Personal information
- Full name: Rahim Dastneshan
- Date of birth: August 19, 1950 (age 75)
- Place of birth: Qa'em Shahr, Iran
- Position: Midfielder

Senior career*
- Years: Team / Apps / (Gls)
- Nassaji Mazandaran

Managerial career
- 1977–1983: Bank Mellat Qa'em Shahr
- 1983–1994: Nassaji Mazandaran
- 1995–1996: Nassaji Mazandaran
- 2004: Nassaji Mazandaran
- 2008: Nassaji Mazandaran

= Rahim Dastneshan =

Iranian footballer, manager, and director

Rahim Dastneshan (رحیم دست نشان, born on 19 August 1960 in Qa'em Shahr) is a retired Iranian football player and now a director and coach. He is the most successful coach in the history of Nassaji Mazandaran Club. Maintaining and uniting the Nassaji Mazandaran Club in the 1980s was one of his services. Hence he is considered the father of Nassaji.

== Personal life ==
Rahim Dastneshan was born on August 19, 1950, in Seyedmahaleh, Qaemshahr (formerly known as Shahi). He is the older brother of Nader Dastneshan. He got married at the age of 27, and the marriage resulted in three children: two sons and one daughter.

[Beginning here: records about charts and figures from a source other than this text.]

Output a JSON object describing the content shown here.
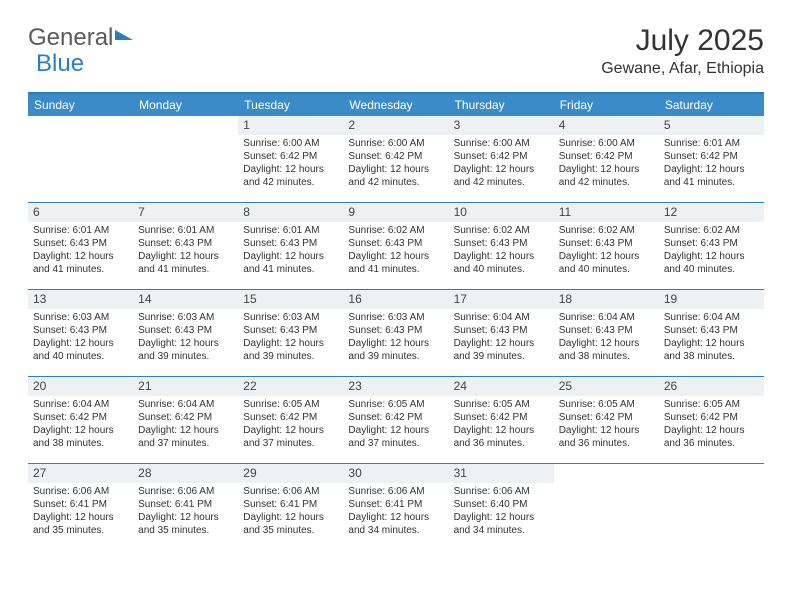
{
  "brand": {
    "part1": "General",
    "part2": "Blue"
  },
  "title": "July 2025",
  "location": "Gewane, Afar, Ethiopia",
  "header_bg": "#3b8bc9",
  "border_color": "#2a7fbf",
  "day_bg": "#eef1f4",
  "text_color": "#333333",
  "weekdays": [
    "Sunday",
    "Monday",
    "Tuesday",
    "Wednesday",
    "Thursday",
    "Friday",
    "Saturday"
  ],
  "cells": [
    {
      "day": "",
      "sunrise": "",
      "sunset": "",
      "daylight": ""
    },
    {
      "day": "",
      "sunrise": "",
      "sunset": "",
      "daylight": ""
    },
    {
      "day": "1",
      "sunrise": "Sunrise: 6:00 AM",
      "sunset": "Sunset: 6:42 PM",
      "daylight": "Daylight: 12 hours and 42 minutes."
    },
    {
      "day": "2",
      "sunrise": "Sunrise: 6:00 AM",
      "sunset": "Sunset: 6:42 PM",
      "daylight": "Daylight: 12 hours and 42 minutes."
    },
    {
      "day": "3",
      "sunrise": "Sunrise: 6:00 AM",
      "sunset": "Sunset: 6:42 PM",
      "daylight": "Daylight: 12 hours and 42 minutes."
    },
    {
      "day": "4",
      "sunrise": "Sunrise: 6:00 AM",
      "sunset": "Sunset: 6:42 PM",
      "daylight": "Daylight: 12 hours and 42 minutes."
    },
    {
      "day": "5",
      "sunrise": "Sunrise: 6:01 AM",
      "sunset": "Sunset: 6:42 PM",
      "daylight": "Daylight: 12 hours and 41 minutes."
    },
    {
      "day": "6",
      "sunrise": "Sunrise: 6:01 AM",
      "sunset": "Sunset: 6:43 PM",
      "daylight": "Daylight: 12 hours and 41 minutes."
    },
    {
      "day": "7",
      "sunrise": "Sunrise: 6:01 AM",
      "sunset": "Sunset: 6:43 PM",
      "daylight": "Daylight: 12 hours and 41 minutes."
    },
    {
      "day": "8",
      "sunrise": "Sunrise: 6:01 AM",
      "sunset": "Sunset: 6:43 PM",
      "daylight": "Daylight: 12 hours and 41 minutes."
    },
    {
      "day": "9",
      "sunrise": "Sunrise: 6:02 AM",
      "sunset": "Sunset: 6:43 PM",
      "daylight": "Daylight: 12 hours and 41 minutes."
    },
    {
      "day": "10",
      "sunrise": "Sunrise: 6:02 AM",
      "sunset": "Sunset: 6:43 PM",
      "daylight": "Daylight: 12 hours and 40 minutes."
    },
    {
      "day": "11",
      "sunrise": "Sunrise: 6:02 AM",
      "sunset": "Sunset: 6:43 PM",
      "daylight": "Daylight: 12 hours and 40 minutes."
    },
    {
      "day": "12",
      "sunrise": "Sunrise: 6:02 AM",
      "sunset": "Sunset: 6:43 PM",
      "daylight": "Daylight: 12 hours and 40 minutes."
    },
    {
      "day": "13",
      "sunrise": "Sunrise: 6:03 AM",
      "sunset": "Sunset: 6:43 PM",
      "daylight": "Daylight: 12 hours and 40 minutes."
    },
    {
      "day": "14",
      "sunrise": "Sunrise: 6:03 AM",
      "sunset": "Sunset: 6:43 PM",
      "daylight": "Daylight: 12 hours and 39 minutes."
    },
    {
      "day": "15",
      "sunrise": "Sunrise: 6:03 AM",
      "sunset": "Sunset: 6:43 PM",
      "daylight": "Daylight: 12 hours and 39 minutes."
    },
    {
      "day": "16",
      "sunrise": "Sunrise: 6:03 AM",
      "sunset": "Sunset: 6:43 PM",
      "daylight": "Daylight: 12 hours and 39 minutes."
    },
    {
      "day": "17",
      "sunrise": "Sunrise: 6:04 AM",
      "sunset": "Sunset: 6:43 PM",
      "daylight": "Daylight: 12 hours and 39 minutes."
    },
    {
      "day": "18",
      "sunrise": "Sunrise: 6:04 AM",
      "sunset": "Sunset: 6:43 PM",
      "daylight": "Daylight: 12 hours and 38 minutes."
    },
    {
      "day": "19",
      "sunrise": "Sunrise: 6:04 AM",
      "sunset": "Sunset: 6:43 PM",
      "daylight": "Daylight: 12 hours and 38 minutes."
    },
    {
      "day": "20",
      "sunrise": "Sunrise: 6:04 AM",
      "sunset": "Sunset: 6:42 PM",
      "daylight": "Daylight: 12 hours and 38 minutes."
    },
    {
      "day": "21",
      "sunrise": "Sunrise: 6:04 AM",
      "sunset": "Sunset: 6:42 PM",
      "daylight": "Daylight: 12 hours and 37 minutes."
    },
    {
      "day": "22",
      "sunrise": "Sunrise: 6:05 AM",
      "sunset": "Sunset: 6:42 PM",
      "daylight": "Daylight: 12 hours and 37 minutes."
    },
    {
      "day": "23",
      "sunrise": "Sunrise: 6:05 AM",
      "sunset": "Sunset: 6:42 PM",
      "daylight": "Daylight: 12 hours and 37 minutes."
    },
    {
      "day": "24",
      "sunrise": "Sunrise: 6:05 AM",
      "sunset": "Sunset: 6:42 PM",
      "daylight": "Daylight: 12 hours and 36 minutes."
    },
    {
      "day": "25",
      "sunrise": "Sunrise: 6:05 AM",
      "sunset": "Sunset: 6:42 PM",
      "daylight": "Daylight: 12 hours and 36 minutes."
    },
    {
      "day": "26",
      "sunrise": "Sunrise: 6:05 AM",
      "sunset": "Sunset: 6:42 PM",
      "daylight": "Daylight: 12 hours and 36 minutes."
    },
    {
      "day": "27",
      "sunrise": "Sunrise: 6:06 AM",
      "sunset": "Sunset: 6:41 PM",
      "daylight": "Daylight: 12 hours and 35 minutes."
    },
    {
      "day": "28",
      "sunrise": "Sunrise: 6:06 AM",
      "sunset": "Sunset: 6:41 PM",
      "daylight": "Daylight: 12 hours and 35 minutes."
    },
    {
      "day": "29",
      "sunrise": "Sunrise: 6:06 AM",
      "sunset": "Sunset: 6:41 PM",
      "daylight": "Daylight: 12 hours and 35 minutes."
    },
    {
      "day": "30",
      "sunrise": "Sunrise: 6:06 AM",
      "sunset": "Sunset: 6:41 PM",
      "daylight": "Daylight: 12 hours and 34 minutes."
    },
    {
      "day": "31",
      "sunrise": "Sunrise: 6:06 AM",
      "sunset": "Sunset: 6:40 PM",
      "daylight": "Daylight: 12 hours and 34 minutes."
    },
    {
      "day": "",
      "sunrise": "",
      "sunset": "",
      "daylight": ""
    },
    {
      "day": "",
      "sunrise": "",
      "sunset": "",
      "daylight": ""
    }
  ]
}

== Sports Life as a Player ==
His family home was near the Shahid Vatani Stadium. Behind this stadium was a garden named Bagh-e Fada'i, where he used to play football. He then started at Nassaji and moved on to the Mazandaran provincial team.

== Coaching career ==
Rahim Dastneshan turned to coaching at the age of 27. Initially, he became the coach for Nassaji's youth team, then moved to Bank Tehran where he also played, and later became the coach for Bank Melli. Finally, in 1983, he became the head coach of Nassaji and achieved desirable results.

During his early and eleven-year coaching career, Dastneshan marked Nassaji's best days in the Quds League and the Azadegan Cup, and his teams were among the good teams in these competitions. He holds the record for the longest duration and the highest number of coaching stints. He was Nassaji's coach for about 14 years in four different periods, from his first year of coaching in 1983 to his last in 2009.